Watch Brand of Note: Hublot

What is Hublot? In essence, Hublot is a watchmaker that has perfected the art of fusion. Fusion of materials: carbon fiber, fine ceramics, and hard-wearing, waterproof rubber. Fusion of traditional and modern design. Fusion of the Hublot brand with sports icons and institutions.

But above all, the creative spark of Hublot was triggered through the cohesive fusion of two men, both possessed of superb watchmaking pedigrees: founder Carlo Crocco and Jean-Claude Biver, the man who made Hublot a modern household name.

Let’s be clear—assembling watches using different materials and techniques is not in itself unique. But what makes Hublot watches revolutionary is that the process is done so seamlessly.

Hublot Watch

Crocco launched the Hublot (named after the French word for ‘porthole’) at Baselworld in 1980, following three years of painstaking research and more than $1 million in development costs. It was the first luxury watch ever to feature a natural rubber strap and it met with instant commercial acclaim. The distinctive porthole-shaped case gave it a nautical flair, and it was soon a favorite among the jetset crowd and royalty—the Kings of Sweden, Greece, and Spain were all said to have worn Hublot watches, as was the Prince of Monaco.

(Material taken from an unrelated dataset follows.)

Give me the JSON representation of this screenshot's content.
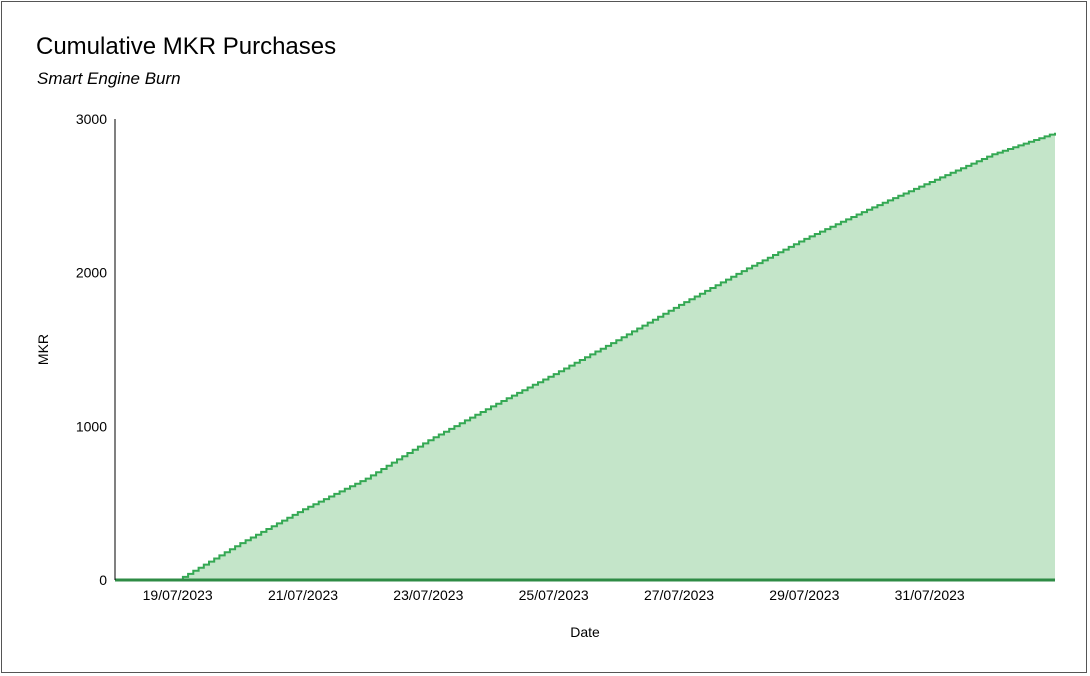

But that initial success didn’t last long. Later modifications such as a white dial and mechanical movements failed to set the market aflame, and it appeared as though the well of inspiration had begun to run dry.

Then came the arrival of Jean-Claude Biver, a man with talent to spare in search of a new challenge. He found it in Hublot.

Biver was installed as CEO in 2004, and quickly moved to revitalise the company’s reputation for innovation. Biver launched his flagship ‘Big Bang’ collection just a year later, which proved a hit both commercially and critically, winning numerous awards. The watch’s unique mix of materials: steel, ceramic, and rubber, had the effect that Biver wanted. The Hublot Big Bang also heavily influenced the trend for large watches, a trend which is still seen in today’s preference for bigger dials and case sizes.

Hublot Watch

In 2008, Hublot was acquired by luxury goods firm LVMH, after which several other models were launched that became instant classics, including the Hublot King Power and the Hublot Classic Fusion.

Though still a young company in the field of luxury watchmaking, Hublot has consistently demonstrated a maturity in design. Precision craftsmanship, a natural flair for novel combinations of materials, and far-sighted leadership ensure that the history of Hublot watches has a long way yet to run.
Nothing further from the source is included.